Presentato presso il Palagio Badiale di Cassino il "Diario di Guerra" di Peppino Tomasso.

L'Abate Donato ha partecipato con grande piacere venerdì 20 maggio alla presentazione del "Diario di Guerra" di Peppino Tomasso, un racconto dei terribili giorni dal 10 settembre 1943 al 5 luglio 1944 durante i quali l'Abbazia di Montecassino e la città di Cassino furono rase al suolo e Peppino Tomasso con la sua famiglia era tra Portella e Nicastro.

La presentazione, svoltasi all'interno del Palagio Badiale di Cassino, presso la Sala degli Abati, ha visto un 'tutto esaurito' in termini di posti a sedere e suscitato grande interesse ed emozione in tutti i partecipanti che poi hanno ricevuto ciascuno una copia del Diario.

Dopo i saluti iniziali da parte del sindaco della Città di Cassino, Giuseppe Golini Petrarcone, il prof. Ciro Attaianese, ex rettore dell'Ateneo di Cassino e del Lazio Meridionale, nel suo commento al testo del Tomasso, ha messo in evidenza i molteplici stati d'animo che si possono riscontrare nelle pagine del Diario, a testimonianza di come l'immediatezza della trascrizione abbia reso in modo così pregnante quanto imprevedibile fosse la vita e la singola giornata in quei tragici giorni.

L'Abate Donato ha, dal canto suo, sottolineato come, nelle giornate descritte da Peppino Tomasso, non manchi mai il riferimento alla fede, quell'affidarsi e quell'aggrapparsi alla fede che permette di superare momenti difficilissimi e a volte di sconforto, celato agli occhi dei suoi cari che avevano bisogno di tutta la forza del capofamiglia per poter pensare ad un epilogo positivo dei momenti che stavano vivendo.
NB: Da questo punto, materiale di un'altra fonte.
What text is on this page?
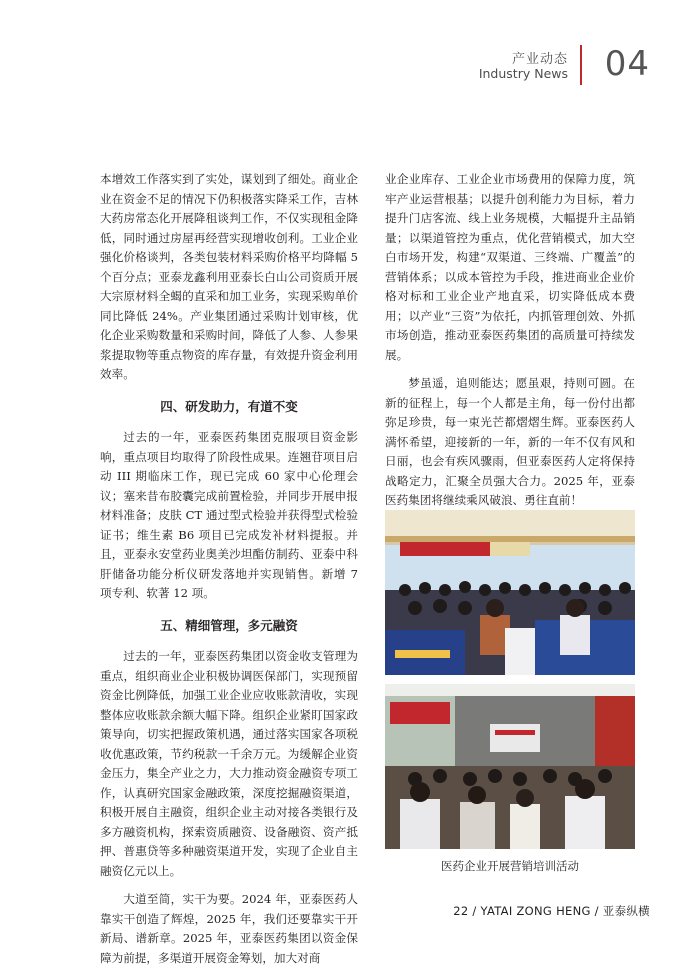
产业动态
Industry News 04

本增效工作落实到了实处，谋划到了细处。商业企业在资金不足的情况下仍积极落实降采工作，吉林大药房常态化开展降租谈判工作，不仅实现租金降低，同时通过房屋再经营实现增收创利。工业企业强化价格谈判，各类包装材料采购价格平均降幅 5 个百分点；亚泰龙鑫利用亚泰长白山公司资质开展大宗原材料全蝎的直采和加工业务，实现采购单价同比降低 24%。产业集团通过采购计划审核，优化企业采购数量和采购时间，降低了人参、人参果浆提取物等重点物资的库存量，有效提升资金利用效率。

四、研发助力，有道不变

过去的一年，亚泰医药集团克服项目资金影响，重点项目均取得了阶段性成果。连翘苷项目启动 III 期临床工作，现已完成 60 家中心伦理会议；塞来昔布胶囊完成前置检验，并同步开展申报材料准备；皮肤 CT 通过型式检验并获得型式检验证书；维生素 B6 项目已完成发补材料提报。并且，亚泰永安堂药业奥美沙坦酯仿制药、亚泰中科肝储备功能分析仪研发落地并实现销售。新增 7 项专利、软著 12 项。

五、精细管理，多元融资

过去的一年，亚泰医药集团以资金收支管理为重点，组织商业企业积极协调医保部门，实现预留资金比例降低，加强工业企业应收账款清收，实现整体应收账款余额大幅下降。组织企业紧盯国家政策导向，切实把握政策机遇，通过落实国家各项税收优惠政策，节约税款一千余万元。为缓解企业资金压力，集全产业之力，大力推动资金融资专项工作，认真研究国家金融政策，深度挖掘融资渠道，积极开展自主融资，组织企业主动对接各类银行及多方融资机构，探索资质融资、设备融资、资产抵押、普惠贷等多种融资渠道开发，实现了企业自主融资亿元以上。

大道至简，实干为要。2024 年，亚泰医药人靠实干创造了辉煌，2025 年，我们还要靠实干开新局、谱新章。2025 年，亚泰医药集团以资金保障为前提，多渠道开展资金筹划，加大对商

业企业库存、工业企业市场费用的保障力度，筑牢产业运营根基；以提升创利能力为目标，着力提升门店客流、线上业务规模，大幅提升主品销量；以渠道管控为重点，优化营销模式，加大空白市场开发，构建“双渠道、三终端、广覆盖”的营销体系；以成本管控为手段，推进商业企业价格对标和工业企业产地直采，切实降低成本费用；以产业“三资”为依托，内抓管理创效、外抓市场创造，推动亚泰医药集团的高质量可持续发展。

梦虽遥，追则能达；愿虽艰，持则可圆。在新的征程上，每一个人都是主角，每一份付出都弥足珍贵，每一束光芒都熠熠生辉。亚泰医药人满怀希望，迎接新的一年，新的一年不仅有风和日丽，也会有疾风骤雨，但亚泰医药人定将保持战略定力，汇聚全员强大合力。2025 年，亚泰医药集团将继续乘风破浪、勇往直前！

医药企业开展营销培训活动
22 / YATAI ZONG HENG / 亚泰纵横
A curare la pubblicazione del volume, edito dal Centro Documentazione e Studi Cassinati, è stata Mariella Tomasso, nipote di Peppino, cha ha voluto far conoscere a tanti questo Diario ed ha fortemente creduto nella importanza storico - culturale oltre che personale ed emotiva di queste righe scritte dal nonno e pazientemente e con amore da lei trascritte.